The Lockheed Martin F-35 Lightning II stealth fighter’s mission capability rate was hurt due to difficulty Lockheed Martin and its suppliers had producing spare parts, an issue caused by a three-year push to dramatically increase production of the aircraft, a top US Air Force official says.
Over the past several years, production of the stealth fighter increased about 114%, from 66 aircraft produced as part of lot 9 in 2017 to 141 aircraft to be produced as part of lot 11 in 2019, according to Lockheed Martin and the US Department of Defense.
“The ramp that we've been through from production perspective — that affects not just Lockheed and how they process aircraft through their production line, but all of the lower-tier vendors as well that are now producing the parts at dramatically increasing rates,” says US Air Force Lieutenant General Eric Fick, the F-35 program executive officer, speaking at a press conference on 29 October. “And then they must also produce spares, even above those rates, right? And making that ramp, not just from a production perspective, but from a purchase of spares perspective, has been challenging.”
US Air Force
Parts shortages were to blame for the F-35 fleet missing the Pentagon’s 80% mission capability goal in September. The mission capability rate of the aircraft went from 55% in October 2018 to 73% in September 2019, according to Fick.
In particular, the F-35 programme was held back by problems with just a handful of parts.
“We are particularly having issues in three areas: one is canopies, two is engine fuel hydraulic tubes, and then wingtip lenses,” says Ellen Lord, undersecretary of defense for acquisition and sustainment.
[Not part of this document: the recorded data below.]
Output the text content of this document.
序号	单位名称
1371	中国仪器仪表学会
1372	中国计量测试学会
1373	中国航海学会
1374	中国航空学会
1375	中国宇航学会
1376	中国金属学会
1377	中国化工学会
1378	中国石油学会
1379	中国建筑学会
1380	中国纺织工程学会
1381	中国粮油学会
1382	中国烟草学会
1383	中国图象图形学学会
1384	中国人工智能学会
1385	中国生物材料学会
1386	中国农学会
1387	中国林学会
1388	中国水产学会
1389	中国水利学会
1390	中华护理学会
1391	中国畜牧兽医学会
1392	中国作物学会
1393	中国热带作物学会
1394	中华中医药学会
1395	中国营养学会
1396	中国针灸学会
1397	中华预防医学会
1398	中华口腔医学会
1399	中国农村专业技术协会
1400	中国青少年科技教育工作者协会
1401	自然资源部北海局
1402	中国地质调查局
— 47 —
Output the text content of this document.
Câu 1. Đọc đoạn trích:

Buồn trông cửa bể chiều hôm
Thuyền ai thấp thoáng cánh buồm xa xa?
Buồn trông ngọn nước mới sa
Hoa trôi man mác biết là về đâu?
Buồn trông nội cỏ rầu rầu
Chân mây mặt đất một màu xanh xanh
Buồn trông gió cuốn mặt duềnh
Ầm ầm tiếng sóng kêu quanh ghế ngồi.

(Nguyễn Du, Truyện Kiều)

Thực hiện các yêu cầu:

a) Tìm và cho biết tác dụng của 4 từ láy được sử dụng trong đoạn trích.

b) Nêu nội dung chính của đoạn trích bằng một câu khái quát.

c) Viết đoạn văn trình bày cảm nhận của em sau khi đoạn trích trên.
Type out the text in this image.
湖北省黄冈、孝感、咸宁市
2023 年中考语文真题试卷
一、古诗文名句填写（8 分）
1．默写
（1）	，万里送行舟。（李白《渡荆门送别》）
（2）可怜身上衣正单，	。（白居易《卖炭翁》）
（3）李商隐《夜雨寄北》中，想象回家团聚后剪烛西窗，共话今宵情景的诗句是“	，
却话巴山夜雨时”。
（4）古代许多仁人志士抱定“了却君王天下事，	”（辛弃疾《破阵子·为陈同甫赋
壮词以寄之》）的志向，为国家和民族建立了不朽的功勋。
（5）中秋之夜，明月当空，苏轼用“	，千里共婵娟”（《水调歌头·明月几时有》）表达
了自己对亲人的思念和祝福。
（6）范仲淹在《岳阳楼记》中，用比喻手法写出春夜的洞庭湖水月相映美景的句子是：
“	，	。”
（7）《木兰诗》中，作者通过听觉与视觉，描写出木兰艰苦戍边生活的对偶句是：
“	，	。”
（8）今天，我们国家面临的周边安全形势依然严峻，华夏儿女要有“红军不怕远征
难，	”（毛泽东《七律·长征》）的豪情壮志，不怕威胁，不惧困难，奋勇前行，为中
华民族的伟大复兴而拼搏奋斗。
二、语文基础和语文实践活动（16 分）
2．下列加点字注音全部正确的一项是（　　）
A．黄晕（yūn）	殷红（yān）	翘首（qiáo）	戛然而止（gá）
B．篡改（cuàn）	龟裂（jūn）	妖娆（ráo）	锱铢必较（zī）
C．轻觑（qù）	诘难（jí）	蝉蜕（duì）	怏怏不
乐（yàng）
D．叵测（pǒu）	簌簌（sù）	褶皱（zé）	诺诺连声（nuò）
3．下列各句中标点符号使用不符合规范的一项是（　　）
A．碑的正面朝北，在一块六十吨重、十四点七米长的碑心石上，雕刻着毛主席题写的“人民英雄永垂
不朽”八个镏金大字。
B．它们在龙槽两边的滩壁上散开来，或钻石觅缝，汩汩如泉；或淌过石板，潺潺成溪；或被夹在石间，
“The issue with the canopies has to do with the loss of the coating that's applied to the outside of the canopy,” says Fick. “And, we're working to mitigate that with the prime contractor, Lockheed and their subs GKN [Aerospace] and PPG [Industries].”
Suppliers should be helped by a coming slowing of production increases, says Fick.
“The comparatively minor quantity changes across Lots 12 through 14 should give it some breathing room as we move forward,” he says.
Talk of production issues comes as Lockheed Martin and the F-35 Joint Program Office agreed on 29 October to a $34 billion production contract for 478 examples of the F-35.
As part of that three-year deal, the price of all aircraft variants will fall an average of 12.7% from lot 11 to 14. The lowest-priced variant of the stealth fighter, the F-35A, is to be priced at $77.9 million by 2022.
The mega deal for the F-35 is not the multiyear contract Lockheed Martin wanted. Such a special agreement is signed with permission from the US Congress and gives manufacturers a cancellation payment if aircraft are not bought as promised. In return, Lockheed would then negotiate bulk discounts with its suppliers for parts and materials, passing back some savings to the Pentagon.
The Joint Program Office could not go forward with a multiyear contract because it has not completed Initial Operational Test and Evaluation (IOT&E) on the F-35 and thus hasn’t made a milestone C decision which would green-light the aircraft for official full-rate production.
IOT&E is delayed because the Joint Program Office disagreed with Lockheed Martin on how to build a combat simulator for the F-35 called the Joint Simulation Environment. The combat simulator will go through IOT&E likely starting in March and finish by July 2020, says Fick.
“The criteria in terms of getting out of IOT&E is to test against threats that we will see 10 years from now, in the densities we would see 10 years from now,” says Lord. “We can only do that in a synthetic environment. So we've completed over 90% of the testing. We are very confident in the configuration of the aircraft and we are just working on the nuances of working against these advanced threats.”